Heru Wahyudi, S.IP., M.Si.
Editor:
Efriza, S.IP., M.Si.
Kode Buku: Pol-16
Di tengah krisis bencana dan tekanan lingkungan yang kian kompleks di negeri ini, buku Birokrasi dan Kebijakan Publik dalam Mitigasi Bencana menjelaskan mengenai penyebab birokrasi kerap gagal melindungi warga, serta pentingnya kebijakan publik yang manusiawi untuk memulihkan kepercayaan, mempercepat respons, dan menutup celah maladministrasi dalam layanan serta perizinan. Birokrasi dipotret sebagai “jembatan keselamatan” yang krusial, namun juga berpotensi berubah menjadi labirin prosedur yang menentukan siapa yang terlindungi dan siapa yang tertinggal saat krisis.
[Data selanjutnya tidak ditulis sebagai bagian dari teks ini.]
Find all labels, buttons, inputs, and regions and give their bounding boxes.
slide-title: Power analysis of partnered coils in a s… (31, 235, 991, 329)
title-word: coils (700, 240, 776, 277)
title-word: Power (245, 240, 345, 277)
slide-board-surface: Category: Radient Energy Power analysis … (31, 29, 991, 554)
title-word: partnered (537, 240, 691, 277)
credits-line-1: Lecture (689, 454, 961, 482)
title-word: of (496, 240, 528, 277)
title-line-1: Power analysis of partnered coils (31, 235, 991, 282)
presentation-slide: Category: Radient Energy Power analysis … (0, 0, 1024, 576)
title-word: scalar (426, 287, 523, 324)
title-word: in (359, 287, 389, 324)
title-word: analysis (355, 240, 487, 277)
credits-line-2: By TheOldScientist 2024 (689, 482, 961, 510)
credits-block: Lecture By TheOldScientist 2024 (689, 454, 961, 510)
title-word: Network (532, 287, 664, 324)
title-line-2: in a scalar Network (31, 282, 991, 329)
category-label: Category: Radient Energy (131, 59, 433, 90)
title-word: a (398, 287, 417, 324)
Buku ini menegaskan bahwa kebijakan publik bukan sekadar soal sistem dan target, melainkan soal nilai, etika, dan keberpihakan. Melalui konsep kebijakan manusiawi, diulas pula mengenai akar krisis kepercayaan terhadap birokrasi mulai dari kultur patrimonial, lemahnya sistem merit, fragmentasi kelembagaan, hingga akuntabilitas yang tidak efektif, seraya semestinya penempatan keselamatan, keadilan, dan perlindungan kelompok rentan yang diprioritaskan sebagai tolok ukur kehadiran negara. Sedangkan, Bencana diposisikan sebagai “momen kebenaran” yang menguji kepemimpinan, koordinasi lintas aktor, serta keadilan distribusi bantuan dan pemulihan.
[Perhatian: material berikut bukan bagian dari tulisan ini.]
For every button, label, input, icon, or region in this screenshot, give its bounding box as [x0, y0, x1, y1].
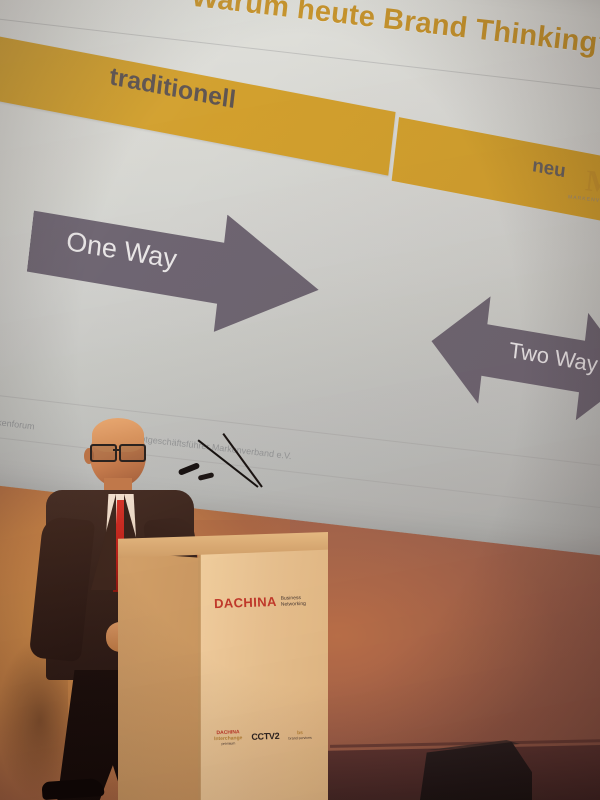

Buku ini akhirnya menunjukkan peristiwa maladministrasi dapat mengubah ancaman alam menjadi tragedi kemanusiaan, sehingga dihadirkannya sebuah peta jalan reformasi menuju birokrasi yang antisipatif, transparan, kolaboratif, dan berbasis dampak sehingga negara benar-benar hadir saat paling dibutuhkan masyarakat.